Dalle Ruraliadi al territorio che si racconta, nell’unico gioco in cui impari la Basilicata rurale: è questo lo slogan della nuova iniziativa messa in campo dal Gal Csr Marmo Melandro, denominata “DOR – Divertimento di Origine Rurale”. Realizzato da Bitmovies, è il primo gioco che nasce dalla volontà di divertirsi e conoscere la Basilicata rurale. Si parte dalle squadre che hanno partecipato alle Ruraliadi, e quindi dai 15 Comuni del Marmo Melandro, per ampliare le partecipazione anche ad altri Comuni.
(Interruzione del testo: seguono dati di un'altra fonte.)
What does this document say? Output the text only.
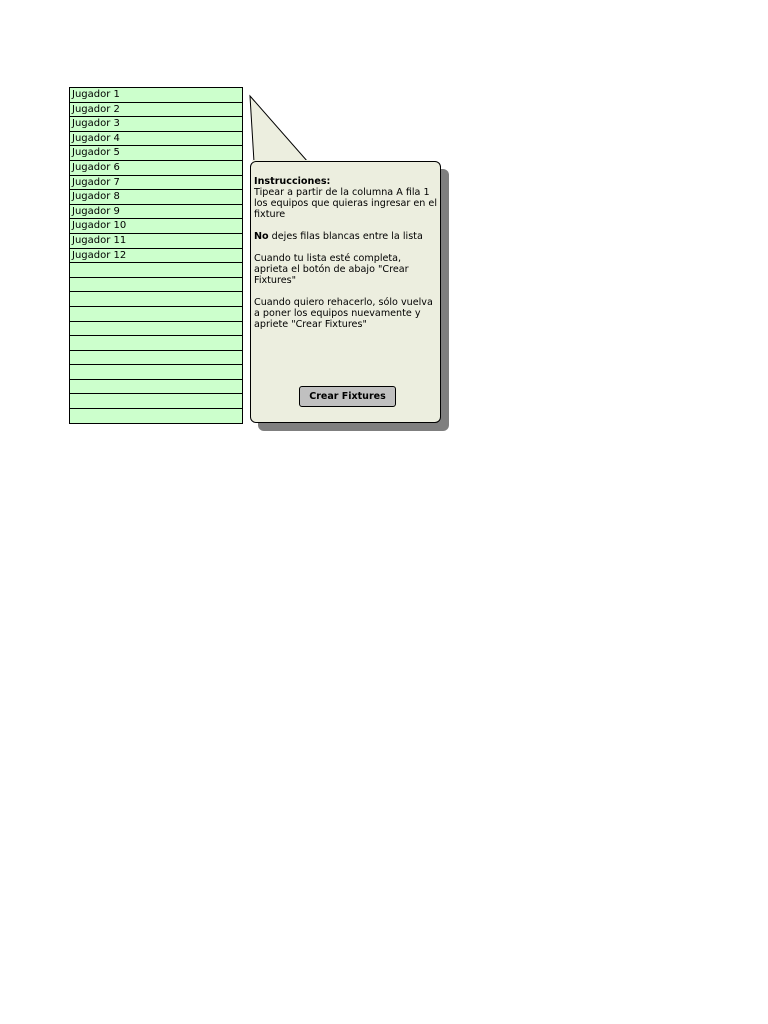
Jugador 1
Jugador 2
Jugador 3
Jugador 4
Jugador 5
Jugador 6
Jugador 7
Jugador 8
Jugador 9
Jugador 10
Jugador 11
Jugador 12

Instrucciones:
Tipear a partir de la columna A fila 1 los equipos que quieras ingresar en el fixture

No dejes filas blancas entre la lista

Cuando tu lista esté completa, aprieta el botón de abajo "Crear Fixtures"

Cuando quiero rehacerlo, sólo vuelva a poner los equipos nuevamente y apriete "Crear Fixtures"

Crear Fixtures
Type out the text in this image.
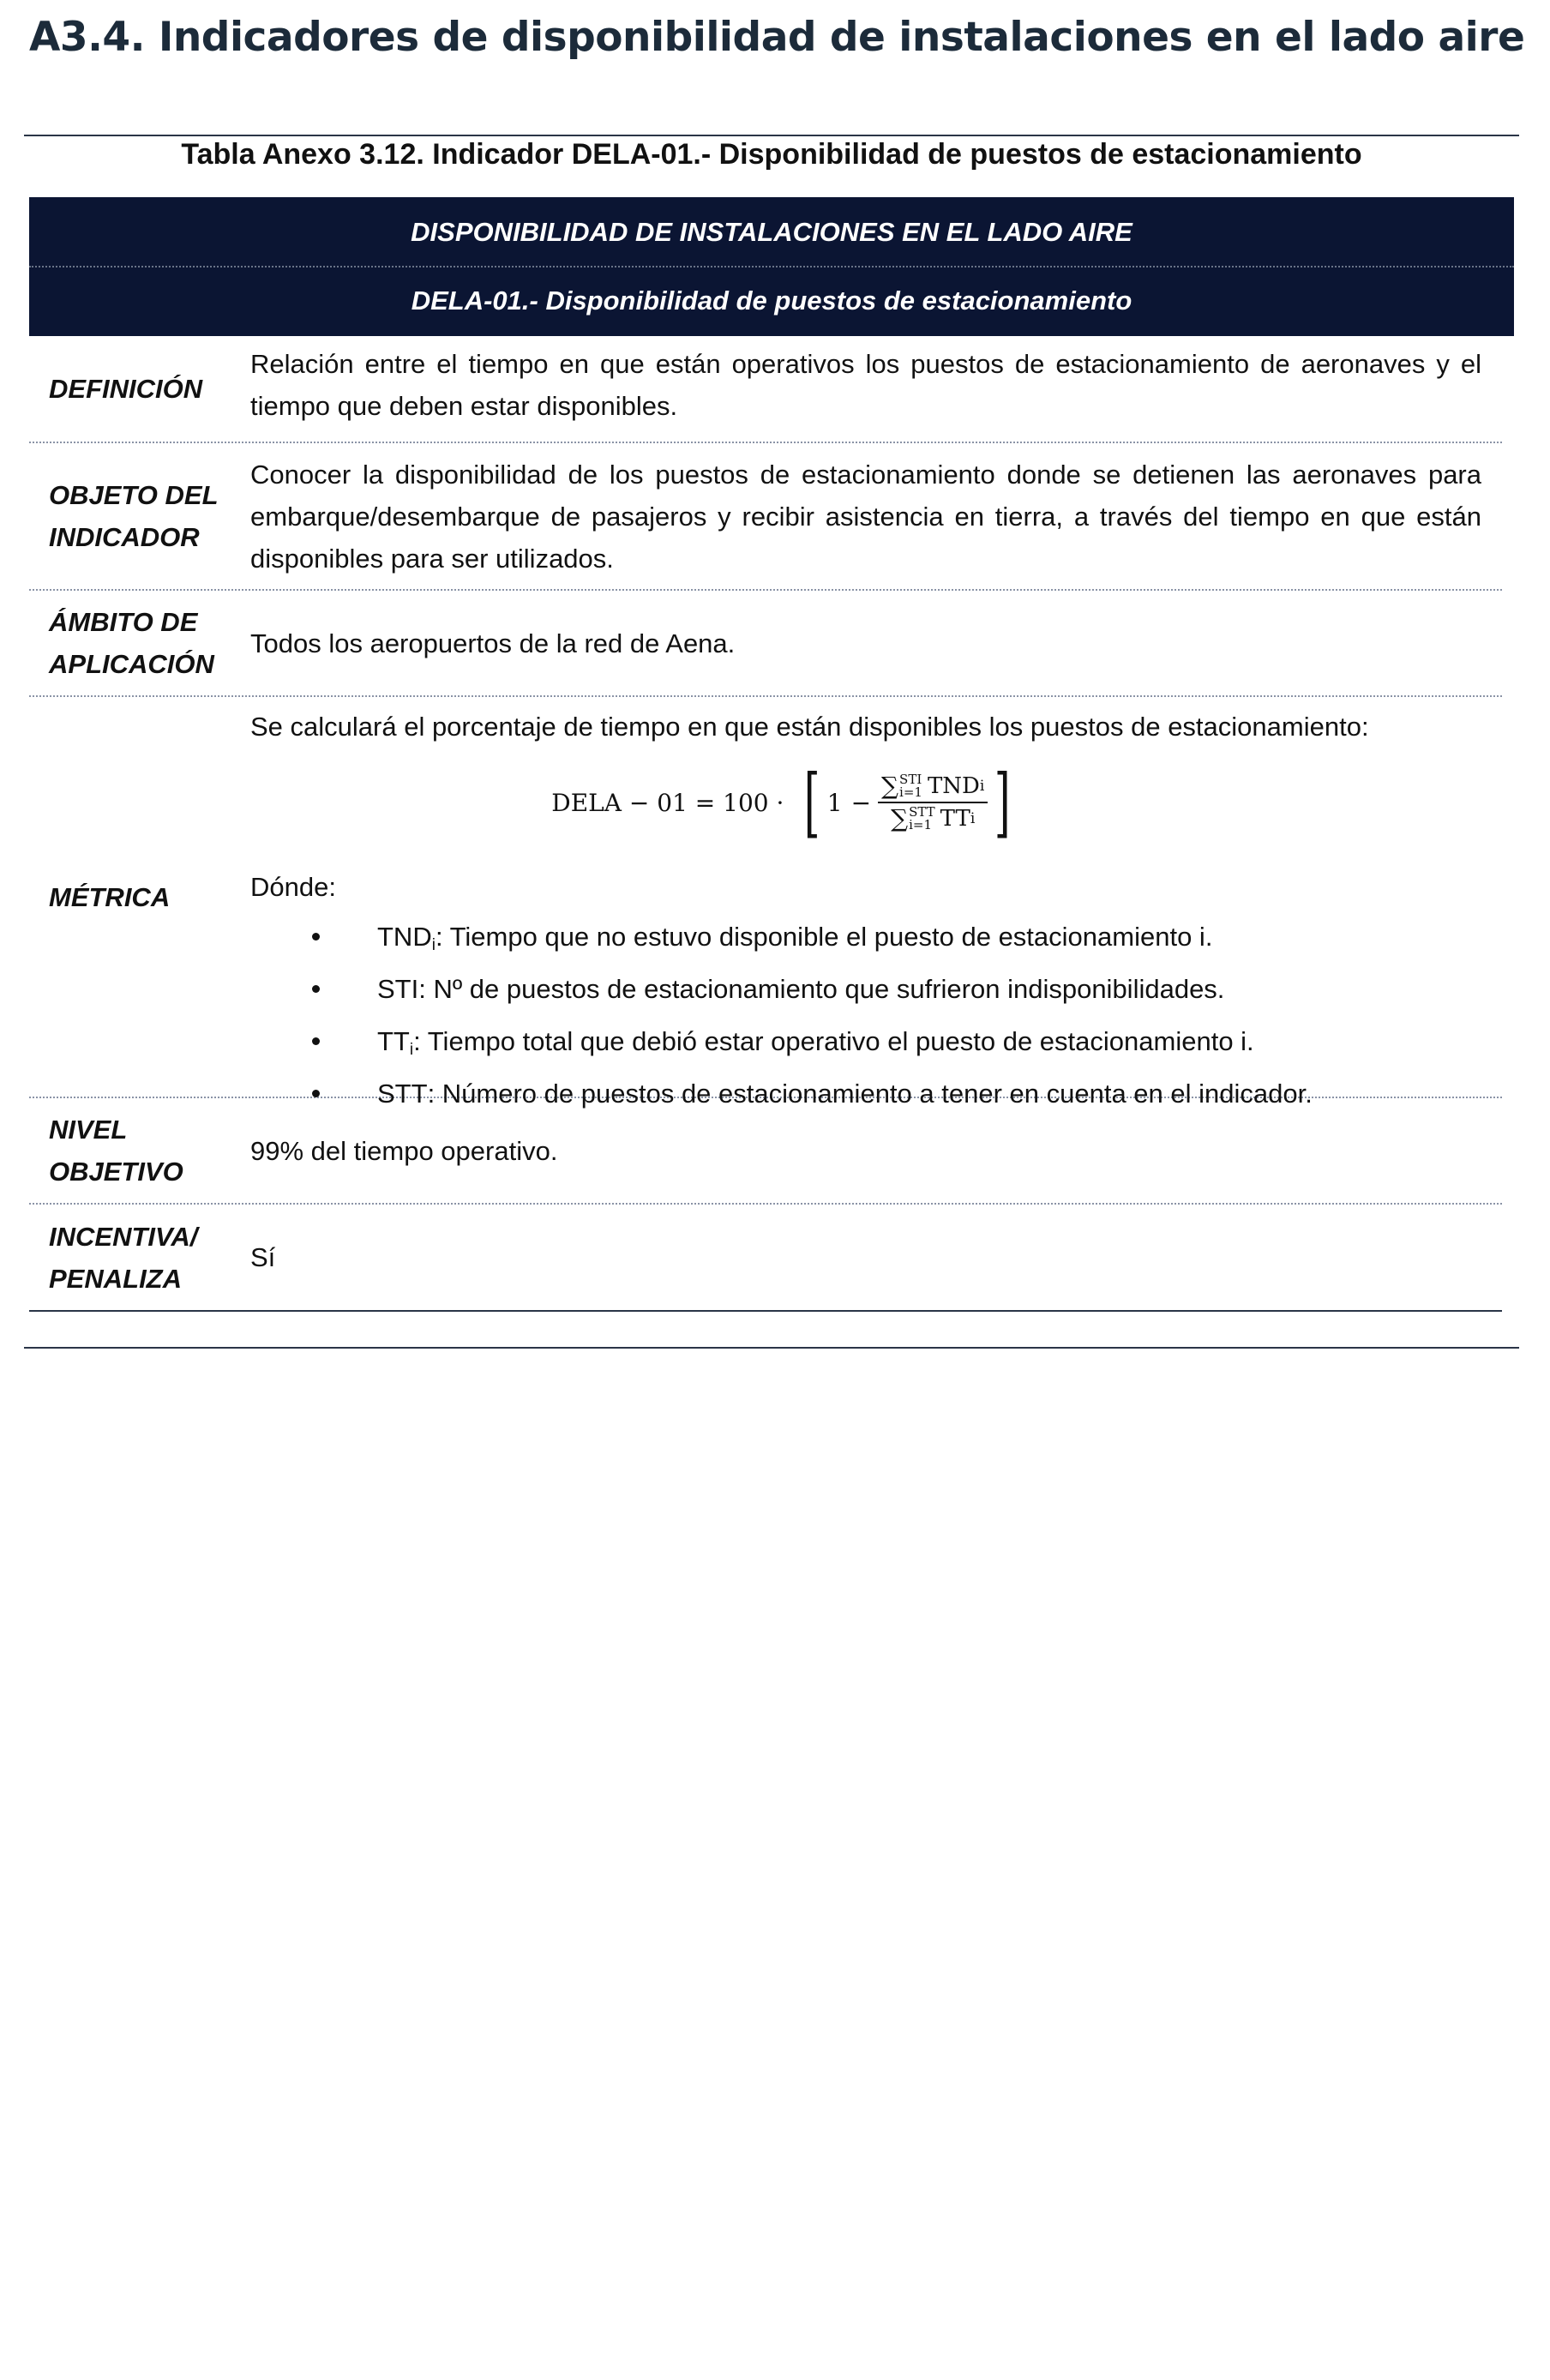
A3.4. Indicadores de disponibilidad de instalaciones en el lado aire
Tabla Anexo 3.12. Indicador DELA-01.- Disponibilidad de puestos de estacionamiento
DISPONIBILIDAD DE INSTALACIONES EN EL LADO AIRE
DELA-01.- Disponibilidad de puestos de estacionamiento
DEFINICIÓN
Relación entre el tiempo en que están operativos los puestos de estacionamiento de aeronaves y el tiempo que deben estar disponibles.
OBJETO DEL INDICADOR
Conocer la disponibilidad de los puestos de estacionamiento donde se detienen las aeronaves para embarque/desembarque de pasajeros y recibir asistencia en tierra, a través del tiempo en que están disponibles para ser utilizados.
ÁMBITO DE APLICACIÓN
Todos los aeropuertos de la red de Aena.
MÉTRICA
Se calculará el porcentaje de tiempo en que están disponibles los puestos de estacionamiento:
DELA − 01 = 100 · [ 1 −
∑ STI
i=1 TND i
∑ STT
i=1 TT i ]
Dónde:
TNDi: Tiempo que no estuvo disponible el puesto de estacionamiento i.
STI: Nº de puestos de estacionamiento que sufrieron indisponibilidades.
TTi: Tiempo total que debió estar operativo el puesto de estacionamiento i.
STT: Número de puestos de estacionamiento a tener en cuenta en el indicador.
NIVEL OBJETIVO
99% del tiempo operativo.
INCENTIVA/ PENALIZA
Sí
Si giocherà ogni giovedì, per quindici appuntamenti, dove quattro squadre alla volta si affronteranno a suon di domande durante un quiz, che verterà su diversi temi. Decisivo sarà anche il ruolo del pubblico, pronto ad agire da “disturbatore”. La squadra, che sarà composta da cinque persone, avrà a disposizione una lavagnetta e disporrà anche di eventuali aiuti a casa, con la telefonata o chiedendo aiuto ad un passante. Tra i temi le domande riguarderanno storia, architettura, paesaggio, sport, cucina, costume, spettacolo, natura, scienza, geografia e cultura generale. Ogni sera dopo il quiz è in programma una prova speciale, che vedrà protagoniste tutte le squadre iscritte a DOR. Per la tappa inaugurale la prova speciale riguarderà la prova di ballo, con il walzer e la mazurca. A valutare le coppie sarà Samuel Peron, noto ballerino di “Ballando con le Stelle”. Ogni sera verranno assegnati dei punteggi, e ogni sera la squadra vincitrice avrà una cena pagata presso il presidio “Le Giuggiole”. Mentre è previsto anche un gran premio finale. Chiaramente le squadre avranno la loro pettorina che riporterà il nome del Comune di appartenenza. Il primo appuntamento con #Dor è in programma giovedì 12 novembre, dalle 19.30, presso “Le Giuggiole” (1° piano Multicinema Ranieri). La stessa location ospiterà tutte le tappe, che saranno presentate da Tonino Centola de “La Ricotta”. “Con DOR –rendono noto Manfredelli e Miglionico, direttore e presidente del Gal- si tiene vivo il percorso tracciato con le Ruraliadi, teso a rafforzare ulteriormente il fattore dell’identità culturale territoriale e il “fare comunità”. Protagonisti i cittadini del territorio, quale bene comune da preservare e valorizzare ai fini culturali, produttivi e turistici”.